With the high levels of salt, fat and sugar found in so many food products lately, it’s beginning to get scary.

These types of foods trigger feel-good chemicals in your brain such as dopamine, which can become a highly addictive feeling.  When you’re in an emotional state – anxious, bored, stressed, sad, etc, it can be so easy to trick the brain in to thinking all is fine with the world when a bag of chips is in your hand and your downing the entire thing.
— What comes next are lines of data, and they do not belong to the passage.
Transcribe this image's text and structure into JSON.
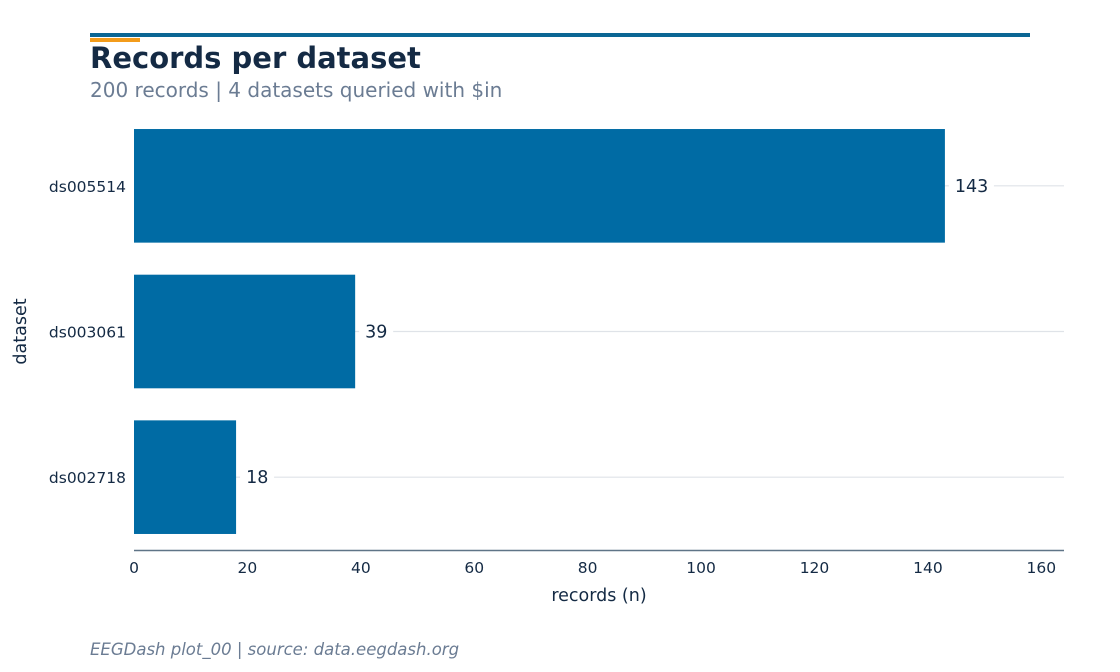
{
  "header": {
    "title": "Records per dataset",
    "subtitle": "200 records | 4 datasets queried with $in"
  },
  "footer": {
    "text": "EEGDash plot_00 | source: data.eegdash.org"
  },
  "colors": {
    "bar": "#006ba4",
    "accent": "#f39c1b",
    "rule": "#0b6694",
    "title": "#142a44",
    "muted": "#6b7c93",
    "grid": "#dfe3e8",
    "axis": "#5f7487"
  },
  "chart_data": {
    "type": "bar",
    "orientation": "horizontal",
    "categories": [
      "ds005514",
      "ds003061",
      "ds002718"
    ],
    "values": [
      143,
      39,
      18
    ],
    "data_labels": [
      "143",
      "39",
      "18"
    ],
    "xlabel": "records (n)",
    "ylabel": "dataset",
    "xlim": [
      0,
      164
    ],
    "xticks": [
      0,
      20,
      40,
      60,
      80,
      100,
      120,
      140,
      160
    ],
    "xtick_labels": [
      "0",
      "20",
      "40",
      "60",
      "80",
      "100",
      "120",
      "140",
      "160"
    ],
    "grid": "horizontal lines at categories"
  }
}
Everyone has a particular food they find to be comforting, and sometimes those foods can lead to an addiction of sorts – going out of your way to eat it or eating it even if you’re not even hungry.  It’s always important to listen to our bodies to understand when it’s really saying I’m hungry, but what can be so confusing is figuring out the difference between hunger and emotional want.  Your brain can play evil tricks on the body, pretending it’s hungry just to satisfy the need for comfort when in reality a glass of water may do the trick just as well.

Boredom seems to be the worst offender of all.  Instead of just sitting around thinking about it all day, get up and do something you enjoy to get your mind off it.
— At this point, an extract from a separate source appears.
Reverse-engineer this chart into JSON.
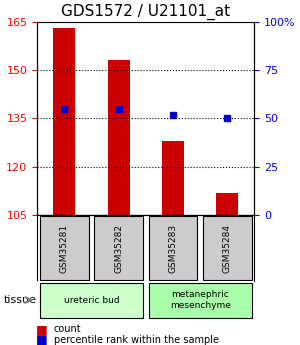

Many people who experience emotional eating will eat until they become ill, eat even if they aren’t hungry, stress about not having a certain type of food on hand, or will simply eat anything and everything…all to feel a little better for a short amount of time.  This can then lead to negative feelings about oneself, obesity, digestive issues, anxiety and depression.

It’s important to remember that the only one that can change this habit is you – and that first coming to the realization that there is a better way and admitting there is a problem is the first step.

So what to do about it?

There are several ways to start becoming aware of what you’re eating and changing your mind about it.

Start by first identifying what situations and environments you are in lead to the emotional eating.  If you note that most of your emotional eating comes at night before bed because you’re sitting in front of the TV, try having a later dinner (think 7:30pm instead of 6pm) and then have a healthy snack later on that you can be excited about.  healthy snacks could be a mashed up frozen banana with come chopped nuts and dark chocolate (just like ice cream!), or some peanut butter spread over whole wheat toast or on graham crackers.  Dinner should be a balance of lean protein, tons of veggies and about 1/4 cup of whole grains.

If you notice that it happens more in the mid-afternoon part of your day, plan ahead with healthy snacks on hand to help you out so you don’t end up going to the vending machine.  It’s also important to have a good helping of protein and healthy fats at lunch to keep you satisfied until then.  I like to bake up a big batch of chicken breasts on a Sunday night, shred them, then throw them over salads for lunch and top it with a good olive oil based vinaigrette.

When you have a good day of eating, try writing down how you felt and what you ate.  Those happier moments will be more motivation for you when you’re having a more difficult day.

Take time to chew your food and focus on enjoying it rather than scarfing it all down.  Focus on the flavor, texture and colors of your food, understanding what nutrition is in your food and stopping before you become “stuffed”.